A group working to change the perception of pitbulls held a show recently at the Jefferson City Jaycees Fairgrounds. File photo by THE CANADIAN PRESS

Dog show aims to dispel pit bulls’ stigma

  • Wed Sep 6th, 2017 2:04pm
  • Life

JEFFERSON CITY, Mo. — When most people think of a pit bull dog, the images are not usually pleasant.

A group working to change the perception of the dogs held a show recently at the Jefferson City Jaycees Fairgrounds.

The Mid-Missouri American Pit Bull Terrier Club hosted owners and their dogs in from several states, as well as Canada.

“There is a general misconception that most people get in the media that these are attack dogs,” club President Brian Willibrand said. “What most people think of are large dogs, but the dogs we show are around 35-50 pounds. That’s what they’re supposed to look like.”

This is the club’s sixth year doing the show, and Willibrand hopes they can keep holding it around Labor Day.

“Last year, we weren’t on Labor Day and only had 68 registered. But this year, we’re going to end up with around 160 for the two days,” he said. “When we did it on Labor Day weekend in 2015, we had 137 so that seems to work best. We’re only a few years old, and the only way we can keep doing the show is by getting a big turnout. The only way we make money is through the registration fees, and it’s expensive to run. So if we break even, we’re pretty happy. I think, though, we’ve shown we can bring in some economic revenue for Jefferson City with the people we’ve brought in for these shows.”

The dogs shown range in age from puppies to five years, and children and adults both show the dogs. Just like the dogs coming from out of state, this year’s judges came from North Carolina and Texas, as well as Kansas City.

“Basically, what they are looking for in the junior classes is ‘if I could take a dog home today which would I choose,’ ” Willibrand said. “It doesn’t need to necessarily be a pretty dog.”

Willibrand said they teach kids how to handle and control their dogs when they show them. Sometimes if they’re really small they require a parent to be with them.

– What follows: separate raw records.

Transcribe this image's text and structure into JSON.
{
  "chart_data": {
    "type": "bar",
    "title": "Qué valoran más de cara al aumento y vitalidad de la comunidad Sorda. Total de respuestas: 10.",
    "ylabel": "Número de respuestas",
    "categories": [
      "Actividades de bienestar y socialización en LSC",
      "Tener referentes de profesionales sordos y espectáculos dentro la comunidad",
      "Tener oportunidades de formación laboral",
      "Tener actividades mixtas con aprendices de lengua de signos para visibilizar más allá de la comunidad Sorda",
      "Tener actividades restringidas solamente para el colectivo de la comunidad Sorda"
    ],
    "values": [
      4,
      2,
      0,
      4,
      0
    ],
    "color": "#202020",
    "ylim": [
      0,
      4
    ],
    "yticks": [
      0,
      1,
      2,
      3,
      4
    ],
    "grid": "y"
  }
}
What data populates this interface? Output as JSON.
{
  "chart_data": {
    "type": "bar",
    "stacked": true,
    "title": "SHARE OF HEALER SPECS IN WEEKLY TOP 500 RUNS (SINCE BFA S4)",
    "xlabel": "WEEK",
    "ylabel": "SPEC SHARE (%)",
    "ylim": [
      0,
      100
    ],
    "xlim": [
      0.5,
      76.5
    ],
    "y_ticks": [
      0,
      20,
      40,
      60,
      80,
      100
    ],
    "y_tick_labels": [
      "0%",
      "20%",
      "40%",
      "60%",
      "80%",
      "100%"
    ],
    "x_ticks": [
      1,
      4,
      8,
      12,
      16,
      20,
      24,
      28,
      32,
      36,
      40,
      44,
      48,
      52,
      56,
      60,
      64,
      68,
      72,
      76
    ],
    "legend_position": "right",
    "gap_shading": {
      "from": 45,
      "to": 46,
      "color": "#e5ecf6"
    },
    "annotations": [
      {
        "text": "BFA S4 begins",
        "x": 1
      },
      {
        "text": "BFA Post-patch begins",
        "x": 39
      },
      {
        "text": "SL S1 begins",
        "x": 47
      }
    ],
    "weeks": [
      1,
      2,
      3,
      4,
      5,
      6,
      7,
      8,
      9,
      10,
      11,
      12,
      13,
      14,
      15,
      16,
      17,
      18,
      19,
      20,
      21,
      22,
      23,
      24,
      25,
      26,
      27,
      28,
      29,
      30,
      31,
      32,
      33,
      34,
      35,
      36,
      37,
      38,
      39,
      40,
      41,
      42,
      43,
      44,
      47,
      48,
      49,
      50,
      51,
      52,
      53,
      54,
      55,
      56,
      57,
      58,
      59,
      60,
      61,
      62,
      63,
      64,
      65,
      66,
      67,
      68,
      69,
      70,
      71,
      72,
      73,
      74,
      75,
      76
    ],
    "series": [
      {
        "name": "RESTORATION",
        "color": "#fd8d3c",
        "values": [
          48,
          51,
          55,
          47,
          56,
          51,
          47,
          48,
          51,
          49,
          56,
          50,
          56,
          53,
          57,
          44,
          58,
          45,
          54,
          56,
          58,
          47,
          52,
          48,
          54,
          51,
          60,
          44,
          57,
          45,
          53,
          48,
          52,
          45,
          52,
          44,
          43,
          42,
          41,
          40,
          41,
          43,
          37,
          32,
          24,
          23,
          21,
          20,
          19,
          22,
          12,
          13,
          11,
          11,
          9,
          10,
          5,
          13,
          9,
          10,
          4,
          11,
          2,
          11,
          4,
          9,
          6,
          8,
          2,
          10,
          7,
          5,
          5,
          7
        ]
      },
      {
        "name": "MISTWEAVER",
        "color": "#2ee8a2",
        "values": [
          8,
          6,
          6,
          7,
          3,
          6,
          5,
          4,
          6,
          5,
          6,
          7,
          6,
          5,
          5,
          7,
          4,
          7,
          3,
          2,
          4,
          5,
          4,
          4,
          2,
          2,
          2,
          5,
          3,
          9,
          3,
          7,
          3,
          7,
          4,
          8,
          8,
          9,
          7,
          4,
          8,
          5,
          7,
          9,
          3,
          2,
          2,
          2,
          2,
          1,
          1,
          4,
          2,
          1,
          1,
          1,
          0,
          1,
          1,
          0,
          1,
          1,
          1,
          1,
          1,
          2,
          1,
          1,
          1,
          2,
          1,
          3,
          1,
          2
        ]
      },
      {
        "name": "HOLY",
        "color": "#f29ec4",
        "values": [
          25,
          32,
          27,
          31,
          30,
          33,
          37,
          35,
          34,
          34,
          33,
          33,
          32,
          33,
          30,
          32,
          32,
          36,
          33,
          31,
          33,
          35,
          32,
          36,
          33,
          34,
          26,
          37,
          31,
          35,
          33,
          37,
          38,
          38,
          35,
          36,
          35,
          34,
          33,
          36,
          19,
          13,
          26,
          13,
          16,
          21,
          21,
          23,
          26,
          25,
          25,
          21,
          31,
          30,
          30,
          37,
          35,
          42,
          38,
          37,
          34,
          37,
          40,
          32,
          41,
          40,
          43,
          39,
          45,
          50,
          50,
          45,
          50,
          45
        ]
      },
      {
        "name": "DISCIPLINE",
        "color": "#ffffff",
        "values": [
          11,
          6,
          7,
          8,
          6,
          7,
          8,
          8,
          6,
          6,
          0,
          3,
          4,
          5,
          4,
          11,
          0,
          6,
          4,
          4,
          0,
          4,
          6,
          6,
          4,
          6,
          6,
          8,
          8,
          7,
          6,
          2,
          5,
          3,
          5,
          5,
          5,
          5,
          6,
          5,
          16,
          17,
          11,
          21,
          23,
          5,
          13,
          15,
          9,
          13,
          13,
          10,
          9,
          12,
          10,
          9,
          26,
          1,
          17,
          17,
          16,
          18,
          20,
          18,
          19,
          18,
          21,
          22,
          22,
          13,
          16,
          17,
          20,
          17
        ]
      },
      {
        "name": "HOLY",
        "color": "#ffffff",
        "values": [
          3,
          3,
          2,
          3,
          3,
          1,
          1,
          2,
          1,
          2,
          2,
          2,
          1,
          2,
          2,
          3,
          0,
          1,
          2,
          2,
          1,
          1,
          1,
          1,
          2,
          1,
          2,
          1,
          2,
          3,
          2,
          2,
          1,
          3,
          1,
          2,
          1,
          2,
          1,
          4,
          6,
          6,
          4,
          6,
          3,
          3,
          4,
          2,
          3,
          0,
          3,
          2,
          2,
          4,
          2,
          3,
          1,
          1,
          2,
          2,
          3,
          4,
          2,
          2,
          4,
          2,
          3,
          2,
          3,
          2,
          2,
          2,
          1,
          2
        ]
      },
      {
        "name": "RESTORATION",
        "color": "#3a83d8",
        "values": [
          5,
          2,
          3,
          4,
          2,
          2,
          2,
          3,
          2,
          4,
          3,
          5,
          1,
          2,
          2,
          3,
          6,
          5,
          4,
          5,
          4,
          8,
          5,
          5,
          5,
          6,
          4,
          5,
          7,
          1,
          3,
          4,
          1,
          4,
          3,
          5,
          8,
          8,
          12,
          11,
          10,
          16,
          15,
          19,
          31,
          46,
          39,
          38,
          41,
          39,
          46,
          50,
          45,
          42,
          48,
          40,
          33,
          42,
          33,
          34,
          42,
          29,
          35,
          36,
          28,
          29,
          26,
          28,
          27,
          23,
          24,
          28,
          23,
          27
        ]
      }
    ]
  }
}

“When we get into the professional class, the judges are looking for how the body looks,” he said. “Points are assigned to the neck, body, etc. There’s a lot of different things they take into account — are the toes nice and tight, is the tail all right. So much goes into it. I thought of becoming a judge, but there’s so much involved to be qualified.”

Willibrand said terrier owners feel the dogs are part of their families and hope shows like this one can take away the breed’s stigma.

“The only side most people see about pit bulls is the bad and not the good like you see here,” he said. “We just want to get out with our dogs and show what a loving breed they are.”